The Struggle and Triumph of America's First Black Doctors

African American physicians have dealt with distrust and misperceptions for more than a century.

John Henry Jordan, the first black doctor in Coweta County, Georgia, with his wife, Mollie, and his son, Edward (Courtesy of Karen Jordan )

Around 1906, a young boy in Atlanta was stricken with a condition that cut off the circulation in his legs. His family feared it was life-threatening.

His father, an African American minister named Briny Jordan, took him to the closest doctor he could find in the city. The doctor was white, so Briny had reservations. But out of necessity, he went.

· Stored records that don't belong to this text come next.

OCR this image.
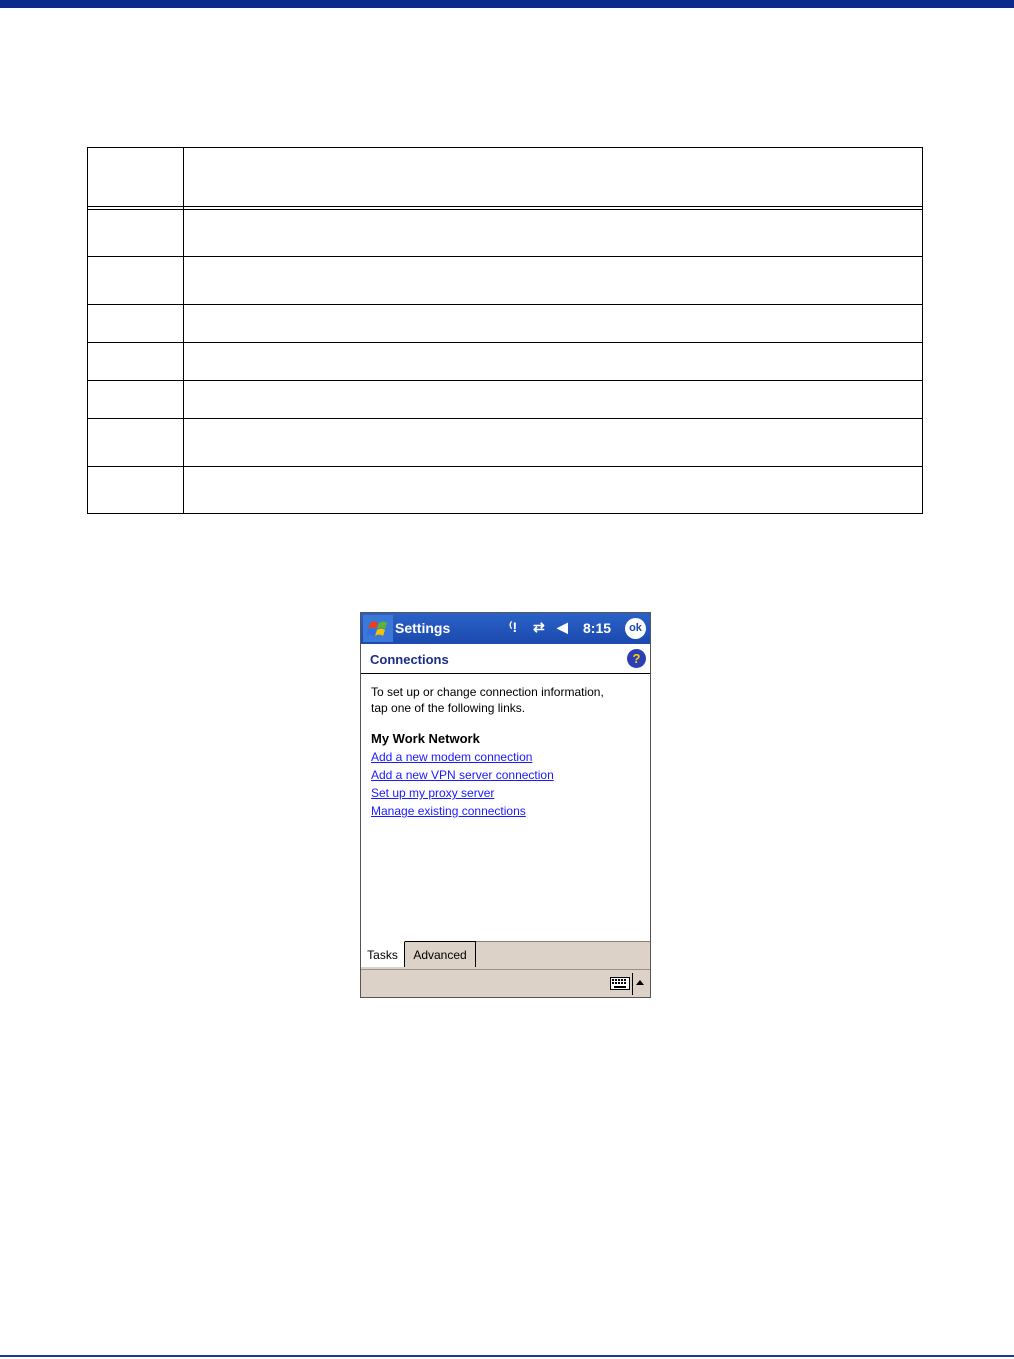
Settings	⁽! ⇄ ◀︎ 8:15	ok
Connections	?
To set up or change connection information,
tap one of the following links.
My Work Network
Add a new modem connection
Add a new VPN server connection
Set up my proxy server
Manage existing connections
Tasks	Advanced
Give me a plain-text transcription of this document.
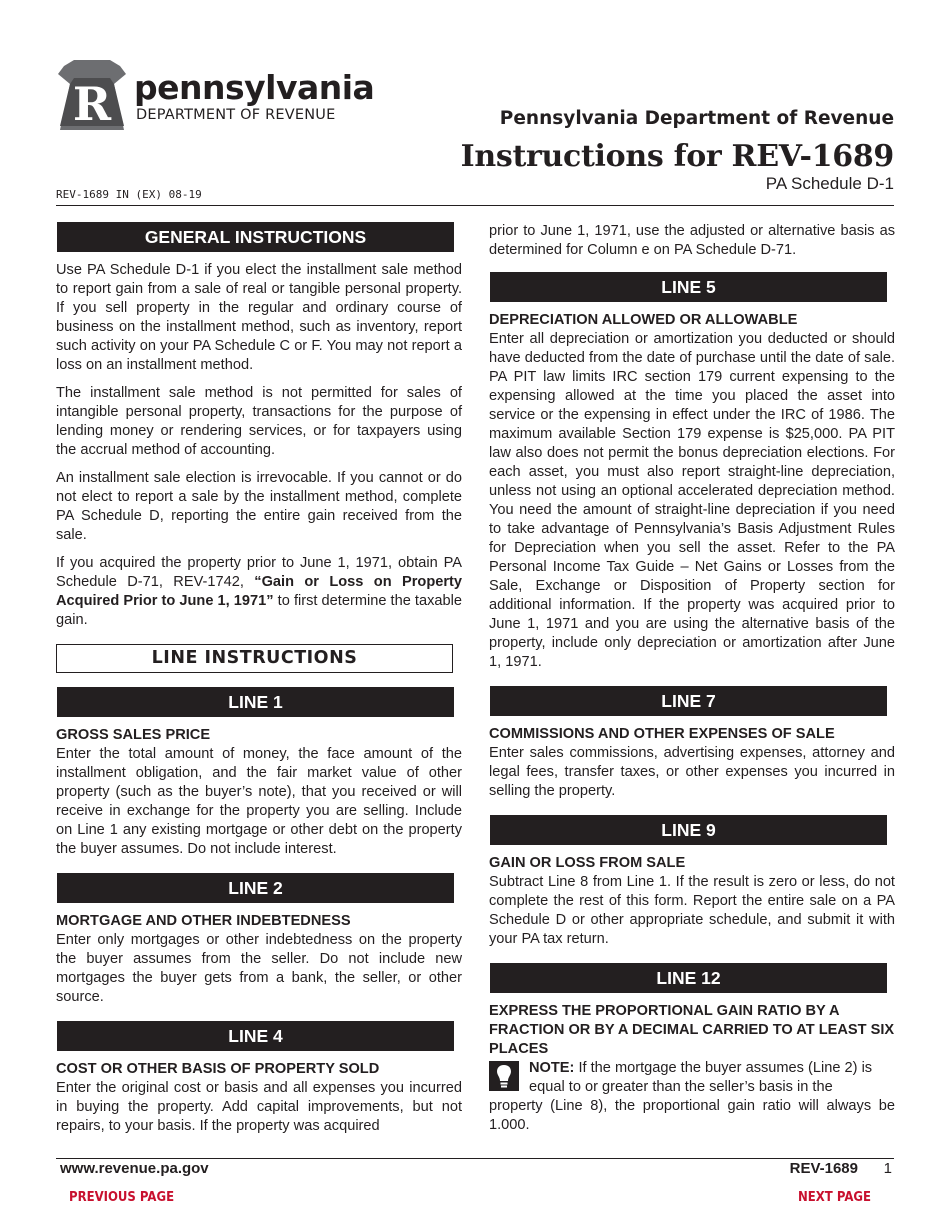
R pennsylvania
DEPARTMENT OF REVENUE	Pennsylvania Department of Revenue
Instructions for REV-1689
PA Schedule D-1
REV-1689 IN (EX) 08-19
GENERAL INSTRUCTIONS

Use PA Schedule D-1 if you elect the installment sale method to report gain from a sale of real or tangible personal property. If you sell property in the regular and ordinary course of business on the installment method, such as inventory, report such activity on your PA Schedule C or F. You may not report a loss on an installment method.

The installment sale method is not permitted for sales of intangible personal property, transactions for the purpose of lending money or rendering services, or for taxpayers using the accrual method of accounting.

An installment sale election is irrevocable. If you cannot or do not elect to report a sale by the installment method, complete PA Schedule D, reporting the entire gain received from the sale.

If you acquired the property prior to June 1, 1971, obtain PA Schedule D-71, REV-1742, “Gain or Loss on Property Acquired Prior to June 1, 1971” to first determine the taxable gain.

LINE INSTRUCTIONS
LINE 1
GROSS SALES PRICE

Enter the total amount of money, the face amount of the installment obligation, and the fair market value of other property (such as the buyer’s note), that you received or will receive in exchange for the property you are selling. Include on Line 1 any existing mortgage or other debt on the property the buyer assumes. Do not include interest.

LINE 2
MORTGAGE AND OTHER INDEBTEDNESS

Enter only mortgages or other indebtedness on the property the buyer assumes from the seller. Do not include new mortgages the buyer gets from a bank, the seller, or other source.

LINE 4
COST OR OTHER BASIS OF PROPERTY SOLD

Enter the original cost or basis and all expenses you incurred in buying the property. Add capital improvements, but not repairs, to your basis. If the property was acquired

prior to June 1, 1971, use the adjusted or alternative basis as determined for Column e on PA Schedule D-71.

LINE 5
DEPRECIATION ALLOWED OR ALLOWABLE

Enter all depreciation or amortization you deducted or should have deducted from the date of purchase until the date of sale. PA PIT law limits IRC section 179 current expensing to the expensing allowed at the time you placed the asset into service or the expensing in effect under the IRC of 1986. The maximum available Section 179 expense is $25,000. PA PIT law also does not permit the bonus depreciation elections. For each asset, you must also report straight-line depreciation, unless not using an optional accelerated depreciation method. You need the amount of straight-line depreciation if you need to take advantage of Pennsylvania’s Basis Adjustment Rules for Depreciation when you sell the asset. Refer to the PA Personal Income Tax Guide – Net Gains or Losses from the Sale, Exchange or Disposition of Property section for additional information. If the property was acquired prior to June 1, 1971 and you are using the alternative basis of the property, include only depreciation or amortization after June 1, 1971.

LINE 7
COMMISSIONS AND OTHER EXPENSES OF SALE

Enter sales commissions, advertising expenses, attorney and legal fees, transfer taxes, or other expenses you incurred in selling the property.

LINE 9
GAIN OR LOSS FROM SALE

Subtract Line 8 from Line 1. If the result is zero or less, do not complete the rest of this form. Report the entire sale on a PA Schedule D or other appropriate schedule, and submit it with your PA tax return.

LINE 12
EXPRESS THE PROPORTIONAL GAIN RATIO BY A FRACTION OR BY A DECIMAL CARRIED TO AT LEAST SIX PLACES
NOTE: If the mortgage the buyer assumes (Line 2) is
equal to or greater than the seller’s basis in the

property (Line 8), the proportional gain ratio will always be 1.000.

www.revenue.pa.gov	REV-1689 1
PREVIOUS PAGE	NEXT PAGE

A portrait of John Henry Jordan
(Courtesy of Karen Jordan)

After examining Briny’s son, the doctor said he’d have to amputate one of the boy’s legs. Briny may not have been a learned man, but he was no dummy. He aimed to get a second opinion, and he knew just which doctor to call on: his brother.

John Henry Jordan, Briny’s brother, was the first African American doctor in Coweta County, Georgia. He’d graduated at the top of his class from medical school at a time when most former slaves had never seen a doctor who looked like them. Georgia had 65 black physicians in 1905, according to The Way It Was in the South: The Black Experience In Georgia, by Donald Lee Grant. These men not only endured racism, but often weren’t trusted even by other African Americans, who believed they were poorly trained compared to their white counterparts.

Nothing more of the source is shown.